Autopista al espacio

Juan Ruocco

I.

A fines del Siglo XXII la Humanidad estaba al borde la extinción, pero no todos los bordes son iguales: hay algunos más angostos y otros, como este, más anchos. El aumento de la temperatura del planeta hería de muerte el fino equilibrio que hacía posible la vida, y todos los intentos para revertir esta situación fracasaron. Ninguno de los métodos puestos en práctica funcionó y la ciencia terminó por declararse incompetente.

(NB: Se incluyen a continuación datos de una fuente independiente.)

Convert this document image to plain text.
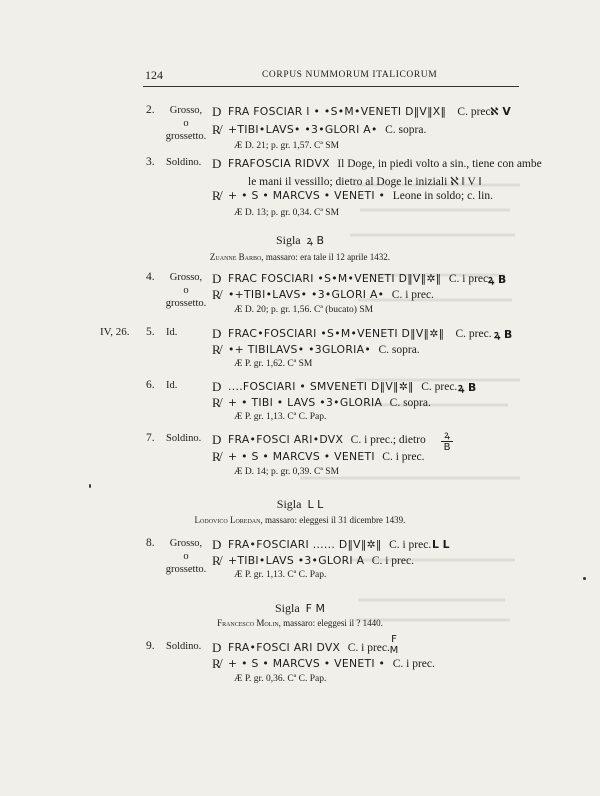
124	CORPUS NUMMORUM ITALICORUM
2.	Grosso,
o grossetto.
D FRA FOSCIAR I • •S•M•VENETI D‖V‖X‖ C. prec.
ℵ V
R̸ +TIBI•LAVS• •3•GLORI A• C. sopra.
Æ D. 21; p. gr. 1,57. Cª SM
3. Soldino. D FRAFOSCIA RIDVX Il Doge, in piedi volto a sin., tiene con ambe
le mani il vessillo; dietro al Doge le iniziali ℵ ‖ V ‖
R̸ + • S • MARCVS • VENETI • Leone in soldo; c. lin.
Æ D. 13; p. gr. 0,34. Cª SM
Sigla ꝝ B
Zuanne Barbo, massaro: era tale il 12 aprile 1432.
4.	Grosso,
o grossetto.
D FRAC FOSCIARI •S•M•VENETI D‖V‖✲‖ C. i prec.
ꝝ B
R̸ •+TIBI•LAVS• •3•GLORI A• C. i prec.
Æ D. 20; p. gr. 1,56. Cª (bucato) SM
IV, 26. 5. Id.	D FRAC•FOSCIARI •S•M•VENETI D‖V‖✲‖ C. prec. ꝝ B
R̸ •+ TIBILAVS• •3GLORIA• C. sopra.
Æ P. gr. 1,62. Cª SM
6. Id.	D ....FOSCIARI • SMVENETI D‖V‖✲‖ C. prec. ꝝ B
R̸ + • TIBI • LAVS •3•GLORIA C. sopra.
Æ P. gr. 1,13. Cª C. Pap.
7. Soldino. D FRA•FOSCI ARI•DVX C. i prec.; dietro	ꝝ
B
R̸ + • S • MARCVS • VENETI C. i prec.
Æ D. 14; p. gr. 0,39. Cª SM
Sigla L L
Lodovico Loredan, massaro: eleggesi il 31 dicembre 1439.
8.	Grosso,
o grossetto.
D FRA•FOSCIARI ...... D‖V‖✲‖ C. i prec. L L
R̸ +TIBI•LAVS •3•GLORI A C. i prec.
Æ P. gr. 1,13. Cª C. Pap.
Sigla F M
Francesco Molin, massaro: eleggesi il ? 1440.
9. Soldino. D FRA•FOSCI ARI DVX C. i prec.
F
M
R̸ + • S • MARCVS • VENETI • C. i prec.
Æ P. gr. 0,36. Cª C. Pap.
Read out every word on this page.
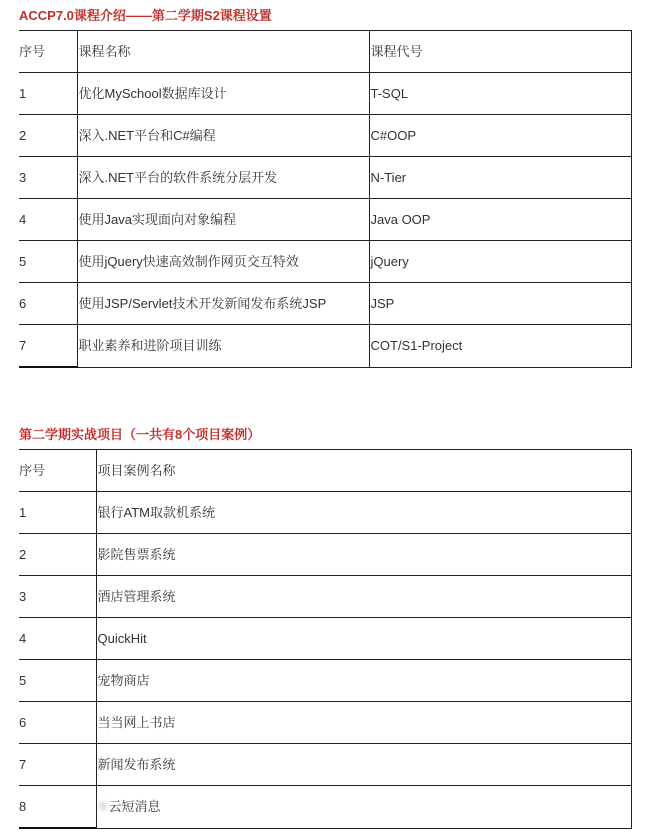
ACCP7.0课程介绍——第二学期S2课程设置
序号	课程名称	课程代号
1	优化MySchool数据库设计	T-SQL
2	深入.NET平台和C#编程	C#OOP
3	深入.NET平台的软件系统分层开发	N-Tier
4	使用Java实现面向对象编程	Java OOP
5	使用jQuery快速高效制作网页交互特效	jQuery
6	使用JSP/Servlet技术开发新闻发布系统JSP	JSP
7	职业素养和进阶项目训练	COT/S1-Project
第二学期实战项目（一共有8个项目案例）
序号	项目案例名称
1	银行ATM取款机系统
2	影院售票系统
3	酒店管理系统
4	QuickHit
5	宠物商店
6	当当网上书店
7	新闻发布系统
8	云短消息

Los líderes mundiales llegaron a la conclusión de que había que abandonar el planeta. Para poner en marcha la evacuación se reunieron en un congreso y buscar una solución unificada al destino del homo sapiens. Aún en esta situación extrema no alcanzaron el consenso. Este fracaso se convirtió en el acta de defunción del parlamentarismo. Apenas lograron hacer un informe lleno de afirmaciones categóricas para, en el final, concluir que la evacuación sería responsabilidad de cada país. El comité científico de las Naciones Unidas concluyó que la Tierra sería inhabitable en cinco años.

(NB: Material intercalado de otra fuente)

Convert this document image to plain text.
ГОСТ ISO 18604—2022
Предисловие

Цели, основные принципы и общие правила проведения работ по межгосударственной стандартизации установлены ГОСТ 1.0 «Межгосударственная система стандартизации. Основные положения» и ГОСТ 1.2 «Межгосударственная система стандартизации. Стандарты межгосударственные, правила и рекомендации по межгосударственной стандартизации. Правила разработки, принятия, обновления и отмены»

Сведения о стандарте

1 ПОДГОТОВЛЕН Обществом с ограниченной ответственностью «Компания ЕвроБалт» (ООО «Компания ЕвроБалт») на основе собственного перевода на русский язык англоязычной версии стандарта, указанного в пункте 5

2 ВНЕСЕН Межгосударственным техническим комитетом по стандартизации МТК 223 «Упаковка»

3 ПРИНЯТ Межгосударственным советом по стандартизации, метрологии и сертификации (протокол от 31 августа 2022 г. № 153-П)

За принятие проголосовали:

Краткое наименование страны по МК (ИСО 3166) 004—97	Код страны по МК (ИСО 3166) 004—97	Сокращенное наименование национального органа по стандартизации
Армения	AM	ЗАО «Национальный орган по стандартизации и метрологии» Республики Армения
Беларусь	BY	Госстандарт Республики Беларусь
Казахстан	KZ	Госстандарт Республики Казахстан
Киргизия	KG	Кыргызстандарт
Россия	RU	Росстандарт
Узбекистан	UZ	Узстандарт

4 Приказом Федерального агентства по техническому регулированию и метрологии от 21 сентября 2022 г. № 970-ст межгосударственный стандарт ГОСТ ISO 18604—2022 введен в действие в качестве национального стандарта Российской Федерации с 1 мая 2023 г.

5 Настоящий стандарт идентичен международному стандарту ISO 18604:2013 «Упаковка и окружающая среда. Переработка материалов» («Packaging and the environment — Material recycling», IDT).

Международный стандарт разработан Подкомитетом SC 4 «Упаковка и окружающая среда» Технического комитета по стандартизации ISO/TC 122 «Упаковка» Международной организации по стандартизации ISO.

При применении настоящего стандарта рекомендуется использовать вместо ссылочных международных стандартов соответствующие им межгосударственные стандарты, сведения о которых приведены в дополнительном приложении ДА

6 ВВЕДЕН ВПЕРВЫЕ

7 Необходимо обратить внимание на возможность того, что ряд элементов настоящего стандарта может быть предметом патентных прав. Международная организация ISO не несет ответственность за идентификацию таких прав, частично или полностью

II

En Argentina se discutieron durante meses diferentes proyectos pero se optó por uno particular elegido por mayoría absoluta en inapelables condiciones democráticas. La propuesta para salvar a los argentinos de la extinción era construir una autopista al espacio. La idea era simple: una plataforma de hormigón orgánico, de proporciones titánicas, que corriera perpendicular a la superficie de la Tierra. La estructura llegaría al borde de la mesósfera. Un sistema magnético mantendría los autos aferrados a la misma hasta el último tramo donde los autos remontarían vuelo hacia el espacio. Cada vehículo, construido con estrictas especificaciones, daría el salto final con su motor de propulsión. Según sus defensores, se trataba de un sistema sencillo y fiable.

II.

La realidad era algo más compleja. El plan se sustentaba en que cada persona o familia se hiciera cargo del costo de su salida. Así como los líderes mundiales se habían lavado las manos, los líderes locales hicieron lo propio. Cada auto, fabricado con una norma estándar, tendría un imán de polaridad inversa al de la autopista. De esta manera el vehículo quedaría sujeto a la misma durante todo el trayecto. Para el salto definitivo contaría con su propio motor de propulsión. Si cada persona o familia pagaba su auto, la dirigencia del país se aseguraba dos cosas: por un lado, no tener que encargarse de evacuar sesenta millones de personas; por el otro, el dinero necesario para la obra y, para la fabricación de los vehículos haría que el último resto de riqueza disponible en el país pasase, como de costumbre, a manos de la clase dirigente. Pronto llegaron las acusaciones de irregularidades en el proyecto. Era sugestivo que el presidente de la Nación tuviera lazos familiares con la empresa que ganó la licitación para construir la autopista, y con los dueños de las terminales automotrices.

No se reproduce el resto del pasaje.